Similar findings have been described in medical training studies exploring options for efficiently training novices with laparoscopic skills. One study observed the impact of training in two-dimensional versus three-dimensional laparoscopic systems and found that the results were comparable between the two systems even though the three-dimensional laparoscopic system was predicted to be more effective (Noureldin et al. 2016). This demonstrates that, while training in a VR environment can be effective in improving spatial cognitive abilities, the complexity of acquiring the materials and costs may not be worth the effort.
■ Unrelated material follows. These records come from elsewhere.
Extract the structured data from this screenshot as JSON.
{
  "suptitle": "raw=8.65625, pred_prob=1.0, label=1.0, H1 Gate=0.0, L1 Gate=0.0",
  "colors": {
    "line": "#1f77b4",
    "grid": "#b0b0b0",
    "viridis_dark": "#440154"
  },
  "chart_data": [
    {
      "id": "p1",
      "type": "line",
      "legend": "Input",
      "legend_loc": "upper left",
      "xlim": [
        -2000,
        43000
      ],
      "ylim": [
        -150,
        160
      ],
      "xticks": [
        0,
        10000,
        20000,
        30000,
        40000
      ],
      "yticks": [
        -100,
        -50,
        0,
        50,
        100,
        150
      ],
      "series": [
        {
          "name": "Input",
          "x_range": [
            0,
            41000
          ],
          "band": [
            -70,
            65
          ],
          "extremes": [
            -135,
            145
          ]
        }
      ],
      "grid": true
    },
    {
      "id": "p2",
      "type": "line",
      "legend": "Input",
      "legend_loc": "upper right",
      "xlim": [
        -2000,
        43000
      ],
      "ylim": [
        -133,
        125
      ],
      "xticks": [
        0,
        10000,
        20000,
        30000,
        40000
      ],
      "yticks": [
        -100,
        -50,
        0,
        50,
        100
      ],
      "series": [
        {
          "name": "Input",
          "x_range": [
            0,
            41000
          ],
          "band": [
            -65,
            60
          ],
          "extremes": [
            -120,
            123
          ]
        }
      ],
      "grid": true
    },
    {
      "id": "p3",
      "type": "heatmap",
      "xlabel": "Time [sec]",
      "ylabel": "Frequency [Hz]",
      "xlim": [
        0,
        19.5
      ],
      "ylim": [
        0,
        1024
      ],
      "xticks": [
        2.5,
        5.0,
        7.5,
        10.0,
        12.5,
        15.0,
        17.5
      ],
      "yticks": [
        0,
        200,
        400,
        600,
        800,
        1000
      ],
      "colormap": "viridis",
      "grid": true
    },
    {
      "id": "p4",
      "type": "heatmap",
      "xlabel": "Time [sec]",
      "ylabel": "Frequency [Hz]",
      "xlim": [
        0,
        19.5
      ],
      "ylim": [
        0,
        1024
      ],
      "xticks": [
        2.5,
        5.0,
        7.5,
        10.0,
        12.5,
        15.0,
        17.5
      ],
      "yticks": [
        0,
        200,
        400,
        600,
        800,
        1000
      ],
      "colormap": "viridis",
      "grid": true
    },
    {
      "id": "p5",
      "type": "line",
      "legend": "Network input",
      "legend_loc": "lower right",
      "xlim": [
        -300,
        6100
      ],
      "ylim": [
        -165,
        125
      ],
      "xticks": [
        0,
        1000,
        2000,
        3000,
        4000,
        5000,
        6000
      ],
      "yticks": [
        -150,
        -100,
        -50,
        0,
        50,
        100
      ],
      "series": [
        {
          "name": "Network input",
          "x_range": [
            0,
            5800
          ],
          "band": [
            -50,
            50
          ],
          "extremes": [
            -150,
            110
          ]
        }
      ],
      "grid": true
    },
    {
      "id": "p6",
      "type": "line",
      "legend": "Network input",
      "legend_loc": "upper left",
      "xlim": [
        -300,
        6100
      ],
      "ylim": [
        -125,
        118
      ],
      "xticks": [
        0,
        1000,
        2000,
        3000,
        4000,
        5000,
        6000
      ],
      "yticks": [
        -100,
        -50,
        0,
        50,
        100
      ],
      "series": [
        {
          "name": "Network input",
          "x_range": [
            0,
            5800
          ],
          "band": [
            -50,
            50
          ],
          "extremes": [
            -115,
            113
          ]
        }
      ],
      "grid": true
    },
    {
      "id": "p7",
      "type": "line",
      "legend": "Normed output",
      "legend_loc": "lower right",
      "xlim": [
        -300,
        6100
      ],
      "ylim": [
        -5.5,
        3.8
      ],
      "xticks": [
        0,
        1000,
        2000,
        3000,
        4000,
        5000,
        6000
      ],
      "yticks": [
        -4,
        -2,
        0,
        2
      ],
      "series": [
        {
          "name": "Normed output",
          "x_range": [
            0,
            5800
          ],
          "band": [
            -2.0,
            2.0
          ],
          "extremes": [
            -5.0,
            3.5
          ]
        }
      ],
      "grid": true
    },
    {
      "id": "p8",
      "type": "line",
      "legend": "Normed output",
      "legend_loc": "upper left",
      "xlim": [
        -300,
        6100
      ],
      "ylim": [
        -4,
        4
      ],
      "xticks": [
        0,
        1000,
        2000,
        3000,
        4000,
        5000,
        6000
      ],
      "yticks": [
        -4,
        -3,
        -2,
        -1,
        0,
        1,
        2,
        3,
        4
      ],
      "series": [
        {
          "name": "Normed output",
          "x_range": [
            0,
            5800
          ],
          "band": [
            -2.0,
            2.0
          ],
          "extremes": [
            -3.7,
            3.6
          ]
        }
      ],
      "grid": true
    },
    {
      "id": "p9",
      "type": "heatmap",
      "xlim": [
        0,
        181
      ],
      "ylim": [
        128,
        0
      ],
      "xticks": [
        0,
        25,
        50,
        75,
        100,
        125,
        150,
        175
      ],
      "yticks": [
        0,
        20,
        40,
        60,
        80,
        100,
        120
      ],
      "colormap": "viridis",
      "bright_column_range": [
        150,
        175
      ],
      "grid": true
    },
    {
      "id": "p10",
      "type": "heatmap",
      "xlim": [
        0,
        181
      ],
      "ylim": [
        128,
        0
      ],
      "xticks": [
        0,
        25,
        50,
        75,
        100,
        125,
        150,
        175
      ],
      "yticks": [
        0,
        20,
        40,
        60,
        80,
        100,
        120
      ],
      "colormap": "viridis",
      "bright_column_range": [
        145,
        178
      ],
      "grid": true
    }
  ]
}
The dimensionality crossing phenomenon also raises the possibility that traditional, two-dimensional environments may even be more effective in training spatial cognitive abilities than the same training in virtual, three-dimensional environments. A study controlling dimensionality crossing would be illuminating. Since two-dimensional and three-dimensional training have shown to not be significantly different both in our study and those of others, it is possible that the ideal use case for training in a virtual environment has yet to be found (or investigated). The use of VR technology may also improve the desire to train as subjects may be more excited to use it compared with performing the same exercises in 2D.